Centril commented Oct 7, 2018

Refiling what remains of rust-lang/rfcs#981 here...

This might already be done... but @eddyb wrote:

[...] it doesn't use the efficient "pivot pointer" scheme, though.
Maybe a sepparate issue should be opened for that.

@Centril Centril added the T-compiler Relevant to the compiler team, which will review and decide on the PR/issue. label Oct 7, 2018
@eddyb
Copy link
Member

eddyb commented Nov 3, 2018

cc @nikomatsakis @RalfJung @rkruppe @gankro @nagisa

This is about having e.g. Rc<T> (more specifically, *mut RcBox<T>) always point to the T on the heap, similar to how Rc::{into,from}_raw work.

EDIT: similar, but not identical!
With a pivot, all fields are at constant offsets from the pointer (see #54898 (comment)).

@hanna-kruppe
Copy link
Contributor

I'm not sure what the expected benefit is. For Rc::{into,from}_raw it allows people to use the T without knowing about (or without us exposing) RcBox. While you have an Rc, Deref takes care of that, and there the only benefit I can think of is not having to add the offset to go from the start of RcBox to the T.

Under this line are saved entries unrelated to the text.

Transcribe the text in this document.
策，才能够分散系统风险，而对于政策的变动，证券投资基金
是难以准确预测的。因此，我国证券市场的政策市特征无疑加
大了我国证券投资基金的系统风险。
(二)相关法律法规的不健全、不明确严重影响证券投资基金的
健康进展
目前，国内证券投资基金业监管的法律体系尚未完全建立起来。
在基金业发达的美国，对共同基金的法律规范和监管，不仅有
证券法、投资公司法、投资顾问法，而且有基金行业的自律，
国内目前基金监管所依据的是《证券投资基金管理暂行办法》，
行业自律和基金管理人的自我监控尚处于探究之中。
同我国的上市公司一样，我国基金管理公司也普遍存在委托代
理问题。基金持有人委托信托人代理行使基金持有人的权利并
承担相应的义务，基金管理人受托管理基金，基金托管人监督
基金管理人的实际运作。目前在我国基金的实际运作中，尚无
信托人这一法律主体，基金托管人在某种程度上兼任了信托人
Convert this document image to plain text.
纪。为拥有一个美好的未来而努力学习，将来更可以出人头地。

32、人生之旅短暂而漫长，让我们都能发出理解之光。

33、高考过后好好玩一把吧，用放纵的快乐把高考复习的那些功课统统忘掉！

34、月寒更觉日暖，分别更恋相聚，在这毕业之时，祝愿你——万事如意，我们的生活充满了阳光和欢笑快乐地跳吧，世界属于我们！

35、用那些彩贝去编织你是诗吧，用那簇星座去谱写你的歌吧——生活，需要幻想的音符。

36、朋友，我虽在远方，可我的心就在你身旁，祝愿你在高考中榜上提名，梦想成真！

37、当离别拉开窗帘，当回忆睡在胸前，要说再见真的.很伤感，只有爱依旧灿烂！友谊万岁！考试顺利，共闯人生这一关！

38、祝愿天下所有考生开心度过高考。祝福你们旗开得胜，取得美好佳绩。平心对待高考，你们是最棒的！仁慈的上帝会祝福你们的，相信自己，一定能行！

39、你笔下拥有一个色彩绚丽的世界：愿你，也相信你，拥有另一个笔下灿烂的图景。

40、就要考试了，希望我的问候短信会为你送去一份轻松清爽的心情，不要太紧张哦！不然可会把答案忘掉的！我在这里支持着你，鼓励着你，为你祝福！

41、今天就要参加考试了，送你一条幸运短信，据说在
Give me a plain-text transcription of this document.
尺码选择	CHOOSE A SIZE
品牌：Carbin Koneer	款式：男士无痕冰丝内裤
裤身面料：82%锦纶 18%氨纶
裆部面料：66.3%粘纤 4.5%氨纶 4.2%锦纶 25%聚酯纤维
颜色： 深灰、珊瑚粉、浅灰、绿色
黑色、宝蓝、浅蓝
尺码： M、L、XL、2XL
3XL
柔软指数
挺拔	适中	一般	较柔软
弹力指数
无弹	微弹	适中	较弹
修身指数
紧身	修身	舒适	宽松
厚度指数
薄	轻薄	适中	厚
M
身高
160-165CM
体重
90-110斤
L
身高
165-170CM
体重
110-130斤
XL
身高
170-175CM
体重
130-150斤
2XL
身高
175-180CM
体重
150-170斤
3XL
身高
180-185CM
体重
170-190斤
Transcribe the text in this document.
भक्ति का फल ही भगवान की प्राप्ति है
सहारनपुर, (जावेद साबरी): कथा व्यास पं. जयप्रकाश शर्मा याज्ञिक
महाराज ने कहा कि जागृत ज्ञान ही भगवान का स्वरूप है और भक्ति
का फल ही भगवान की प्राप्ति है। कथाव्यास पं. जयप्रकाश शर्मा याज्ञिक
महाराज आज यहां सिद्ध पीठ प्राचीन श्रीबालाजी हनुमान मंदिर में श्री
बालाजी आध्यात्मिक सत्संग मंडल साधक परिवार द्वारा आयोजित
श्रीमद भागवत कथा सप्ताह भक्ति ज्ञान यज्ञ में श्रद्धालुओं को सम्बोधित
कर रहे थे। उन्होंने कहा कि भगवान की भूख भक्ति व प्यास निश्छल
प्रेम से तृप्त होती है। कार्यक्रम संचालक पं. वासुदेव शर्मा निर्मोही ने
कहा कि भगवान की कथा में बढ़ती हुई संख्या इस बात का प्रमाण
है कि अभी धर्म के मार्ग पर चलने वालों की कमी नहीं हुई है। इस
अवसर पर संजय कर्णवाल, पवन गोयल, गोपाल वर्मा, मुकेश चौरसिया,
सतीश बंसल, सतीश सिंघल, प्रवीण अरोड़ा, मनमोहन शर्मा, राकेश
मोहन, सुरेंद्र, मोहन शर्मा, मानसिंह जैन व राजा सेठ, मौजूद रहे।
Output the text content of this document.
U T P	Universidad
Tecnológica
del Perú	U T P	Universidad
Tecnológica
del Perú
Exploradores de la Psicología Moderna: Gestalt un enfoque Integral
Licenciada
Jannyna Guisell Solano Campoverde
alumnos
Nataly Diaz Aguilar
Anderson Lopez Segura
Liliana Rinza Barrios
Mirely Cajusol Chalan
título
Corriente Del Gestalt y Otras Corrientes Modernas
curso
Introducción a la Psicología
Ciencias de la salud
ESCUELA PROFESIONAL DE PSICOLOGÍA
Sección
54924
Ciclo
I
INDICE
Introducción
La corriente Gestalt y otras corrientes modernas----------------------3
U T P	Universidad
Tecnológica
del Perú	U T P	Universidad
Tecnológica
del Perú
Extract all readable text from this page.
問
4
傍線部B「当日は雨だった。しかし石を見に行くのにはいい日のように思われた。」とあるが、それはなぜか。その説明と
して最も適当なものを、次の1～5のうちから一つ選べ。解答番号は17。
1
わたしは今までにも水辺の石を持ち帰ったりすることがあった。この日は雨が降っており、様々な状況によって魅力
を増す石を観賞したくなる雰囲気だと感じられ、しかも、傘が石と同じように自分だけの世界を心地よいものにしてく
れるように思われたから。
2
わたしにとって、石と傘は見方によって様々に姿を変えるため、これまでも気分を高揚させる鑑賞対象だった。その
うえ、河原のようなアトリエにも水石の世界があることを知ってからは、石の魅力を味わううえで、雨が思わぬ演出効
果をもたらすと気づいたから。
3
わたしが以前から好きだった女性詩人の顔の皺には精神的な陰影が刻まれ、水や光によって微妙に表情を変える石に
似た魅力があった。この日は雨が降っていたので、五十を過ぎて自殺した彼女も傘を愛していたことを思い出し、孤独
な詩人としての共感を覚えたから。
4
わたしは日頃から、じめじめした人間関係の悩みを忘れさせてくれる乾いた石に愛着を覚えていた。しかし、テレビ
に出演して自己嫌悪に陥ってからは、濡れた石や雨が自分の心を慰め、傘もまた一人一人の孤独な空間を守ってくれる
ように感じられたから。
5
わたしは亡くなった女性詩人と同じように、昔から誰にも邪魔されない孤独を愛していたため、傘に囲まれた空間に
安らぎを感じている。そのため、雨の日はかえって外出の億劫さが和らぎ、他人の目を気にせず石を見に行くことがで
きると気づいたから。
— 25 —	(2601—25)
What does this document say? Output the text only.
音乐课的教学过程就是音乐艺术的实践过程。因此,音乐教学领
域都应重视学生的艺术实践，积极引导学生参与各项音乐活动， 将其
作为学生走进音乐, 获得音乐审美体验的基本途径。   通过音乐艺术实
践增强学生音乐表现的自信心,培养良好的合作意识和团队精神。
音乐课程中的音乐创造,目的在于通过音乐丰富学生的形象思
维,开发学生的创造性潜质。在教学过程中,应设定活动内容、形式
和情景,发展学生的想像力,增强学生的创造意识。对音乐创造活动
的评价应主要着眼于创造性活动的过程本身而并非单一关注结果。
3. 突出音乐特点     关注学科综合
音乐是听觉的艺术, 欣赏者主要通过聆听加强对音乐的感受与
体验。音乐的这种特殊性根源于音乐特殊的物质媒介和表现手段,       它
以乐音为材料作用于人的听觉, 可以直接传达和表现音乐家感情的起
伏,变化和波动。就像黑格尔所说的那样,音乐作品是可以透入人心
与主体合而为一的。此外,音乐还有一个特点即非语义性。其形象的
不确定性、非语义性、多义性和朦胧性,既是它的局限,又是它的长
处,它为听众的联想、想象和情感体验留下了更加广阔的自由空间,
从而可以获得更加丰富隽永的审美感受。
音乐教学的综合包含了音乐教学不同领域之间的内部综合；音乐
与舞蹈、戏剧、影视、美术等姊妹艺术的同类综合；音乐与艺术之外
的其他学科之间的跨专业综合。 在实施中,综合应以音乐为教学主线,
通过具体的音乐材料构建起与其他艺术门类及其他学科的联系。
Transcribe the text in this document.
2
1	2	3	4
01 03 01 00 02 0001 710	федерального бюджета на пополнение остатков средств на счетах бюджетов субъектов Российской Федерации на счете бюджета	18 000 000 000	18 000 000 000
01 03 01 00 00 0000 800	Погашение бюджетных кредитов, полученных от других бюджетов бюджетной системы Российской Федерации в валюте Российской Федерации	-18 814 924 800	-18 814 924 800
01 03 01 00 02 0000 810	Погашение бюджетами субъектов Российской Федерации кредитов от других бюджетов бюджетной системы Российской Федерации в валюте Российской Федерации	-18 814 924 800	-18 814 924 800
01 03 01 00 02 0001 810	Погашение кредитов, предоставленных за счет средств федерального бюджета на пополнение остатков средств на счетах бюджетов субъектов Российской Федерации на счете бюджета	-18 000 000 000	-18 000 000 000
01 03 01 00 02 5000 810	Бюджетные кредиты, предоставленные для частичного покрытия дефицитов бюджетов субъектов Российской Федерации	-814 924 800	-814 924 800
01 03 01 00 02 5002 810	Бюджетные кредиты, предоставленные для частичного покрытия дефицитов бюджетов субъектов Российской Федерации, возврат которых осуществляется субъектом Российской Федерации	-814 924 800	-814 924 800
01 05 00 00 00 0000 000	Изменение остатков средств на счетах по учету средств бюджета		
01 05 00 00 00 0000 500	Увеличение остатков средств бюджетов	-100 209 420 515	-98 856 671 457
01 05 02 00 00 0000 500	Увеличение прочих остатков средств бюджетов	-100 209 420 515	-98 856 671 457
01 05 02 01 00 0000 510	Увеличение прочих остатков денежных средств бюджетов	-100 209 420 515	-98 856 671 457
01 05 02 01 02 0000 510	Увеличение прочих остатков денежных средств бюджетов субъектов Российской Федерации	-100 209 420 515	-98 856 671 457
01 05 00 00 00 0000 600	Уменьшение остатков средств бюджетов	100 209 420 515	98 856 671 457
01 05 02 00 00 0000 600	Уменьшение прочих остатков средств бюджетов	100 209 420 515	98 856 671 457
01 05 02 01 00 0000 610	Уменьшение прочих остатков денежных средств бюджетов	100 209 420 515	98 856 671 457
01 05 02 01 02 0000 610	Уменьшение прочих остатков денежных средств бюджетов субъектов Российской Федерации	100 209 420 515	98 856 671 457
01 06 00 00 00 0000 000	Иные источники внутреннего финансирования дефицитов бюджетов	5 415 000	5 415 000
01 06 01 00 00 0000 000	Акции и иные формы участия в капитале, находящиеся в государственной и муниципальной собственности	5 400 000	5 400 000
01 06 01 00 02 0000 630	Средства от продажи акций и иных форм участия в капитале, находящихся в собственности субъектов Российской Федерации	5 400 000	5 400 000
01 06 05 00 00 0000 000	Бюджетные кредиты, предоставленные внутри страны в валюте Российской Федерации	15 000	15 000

That might be nice for Rc to avoid the "fetch align from vtable and align rcbox_ptr.offset(2 usizes) to that alignment" dance, but it instead requires a similarly complex calculation to get at the reference counts (so it penalizes clone/drop in favor of Deref).

Otherwise it doesn't seem worthwhile since it's just a constant offset -- literally one ALU instruction in the worst case, and very often that offset can be folded into subsequent offset calculations or memory accesses (and on x86, even into arithmetic).

@eddyb
Copy link
Member

eddyb commented Nov 3, 2018

One thing to note is that we do this manually if we wanted to test it!
Basically, keep the into_raw representation in Rc instead of the original pointer.

EDIT: see #54898 (comment), it's subtly different: all fields are at constant offsets from the pointer.

I'd be curious to see some numbers. There were some claims that this sort of scheme has its benefits, years ago, and I'm not sure how much backing they have (other than other languages doing it).

@Gankra
Copy link
Contributor

Gankra commented Nov 3, 2018

Penalizing clone/drop in favour of deref sounds like a pretty decent tradeoff to me? Reference count traffic is much lower in Rust than any other language thanks to the borrowchecker.

Also I would expect this change to be a net win on codesize, which is nice.

@eddyb
Copy link
Member

eddyb commented Nov 4, 2018

Another place where pivots could be useful: Thin<T> that keeps the metadata for T just before the T value, in memory, instead of next to the pointer.

We can make Thin<T> point to the T, meaning turning a &Thin<T> into &T doesn't involve anything more than reading the metadata (at a negative offset).

@eddyb
Copy link
Member

eddyb commented Nov 4, 2018

@rkruppe Ahhh I just realized there's some confusion! You wrote:

That might be nice for Rc to avoid the "fetch align from vtable and align rcbox_ptr.offset(2 usizes) to that alignment" dance, but it instead requires a similarly complex calculation to get at the reference counts (so it penalizes clone/drop in favor of Deref).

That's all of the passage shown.